そばにいさせて~クールなあなたとのセカンドストーリー⭐番外編追加⭐
2.GMと女の敵
2.GMと女の敵


「お待たせ致しました。どうぞこちらへ」

そう言って私達二人の前に現れた女性。

現れた途端に広がる甘いフローラルの香り。

彼女の首からかけられた名札には『ハピーオフィス GM秘書 山村 咲』と書かれてあった。

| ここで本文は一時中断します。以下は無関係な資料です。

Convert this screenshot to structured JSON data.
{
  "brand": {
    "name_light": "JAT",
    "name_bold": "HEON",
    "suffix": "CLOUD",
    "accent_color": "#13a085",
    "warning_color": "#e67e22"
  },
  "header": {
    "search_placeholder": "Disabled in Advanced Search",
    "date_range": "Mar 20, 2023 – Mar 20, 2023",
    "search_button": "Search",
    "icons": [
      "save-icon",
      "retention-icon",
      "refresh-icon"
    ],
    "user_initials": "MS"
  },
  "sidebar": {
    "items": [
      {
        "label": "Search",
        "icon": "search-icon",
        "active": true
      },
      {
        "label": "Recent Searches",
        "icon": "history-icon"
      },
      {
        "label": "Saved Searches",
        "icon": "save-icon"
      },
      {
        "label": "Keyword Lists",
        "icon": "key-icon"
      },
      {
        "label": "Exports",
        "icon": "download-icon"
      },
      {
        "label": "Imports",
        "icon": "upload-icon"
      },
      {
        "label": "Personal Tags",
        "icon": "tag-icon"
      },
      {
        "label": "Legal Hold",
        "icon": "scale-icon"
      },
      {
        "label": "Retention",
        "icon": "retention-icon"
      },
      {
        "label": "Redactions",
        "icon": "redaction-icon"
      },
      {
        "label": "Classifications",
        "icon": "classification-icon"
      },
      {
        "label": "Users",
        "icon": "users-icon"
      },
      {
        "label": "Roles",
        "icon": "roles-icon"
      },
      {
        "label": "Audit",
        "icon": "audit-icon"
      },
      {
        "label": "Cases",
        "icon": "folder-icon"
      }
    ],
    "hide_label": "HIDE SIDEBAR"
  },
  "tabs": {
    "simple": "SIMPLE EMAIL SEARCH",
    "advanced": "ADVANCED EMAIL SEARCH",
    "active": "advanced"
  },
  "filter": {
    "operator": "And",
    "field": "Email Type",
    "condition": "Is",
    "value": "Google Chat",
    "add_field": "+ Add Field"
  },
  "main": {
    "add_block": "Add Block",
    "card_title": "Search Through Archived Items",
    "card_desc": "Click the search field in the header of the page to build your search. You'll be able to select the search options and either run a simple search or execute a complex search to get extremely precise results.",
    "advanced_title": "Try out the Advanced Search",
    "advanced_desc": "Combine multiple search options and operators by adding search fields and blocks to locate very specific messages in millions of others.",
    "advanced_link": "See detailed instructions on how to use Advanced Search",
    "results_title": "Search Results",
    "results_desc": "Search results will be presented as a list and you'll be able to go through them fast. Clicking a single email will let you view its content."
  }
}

女性らしいウェーブをなびかせたつやつやの焦げ茶色の髪は腰まである。

少しきつめのブルーのアイシャドウに妙にぽってりと赤い口紅が印象的だった。

化粧は少し濃い目だと感じるも、容姿はとても美しく思わず同性ながら目を奪われる。

真知さんが私の耳元で「あの人が噂のGM専属秘書さんよ」とささやいた。

噂って、どんな噂?ってひっかかるも緊張して歩く真知さんの少し後ろを着いて歩く。

目の前に『GM ROOM』と書かれた黒く光る扉が現れ、秘書の山村さんは軽やかにその扉をノックした。

「はい」

扉の向こうに低音の声が聞こえた。

真知さんは私の腕を自分の肘でつつく。

ただの声だけじゃないと笑いを堪えながら、山村さんが開いた扉の前で真知さんと頭を下げた。

頭をゆっくりと上げ、GM室の中に目を向けると思わずその部屋に足を踏み入れることをためらってしまうくらいのオーラを放った男性がこちらに顔を向けて立っていた。

真知さんから聞いていたとおり長身の彼は仕立てのいいスーツをびしっと着こなし、無表情のまま軽く会釈をする。

無表情でありながらその品のいい佇まいと整った顔立ちは、まさに一般人ではあり得ないほどの美しさだった。

こんなきれいな男性見たことがない。

思わず彼から目を離すことができなくなり、その場で固まったままごくりと唾を飲み込んだ。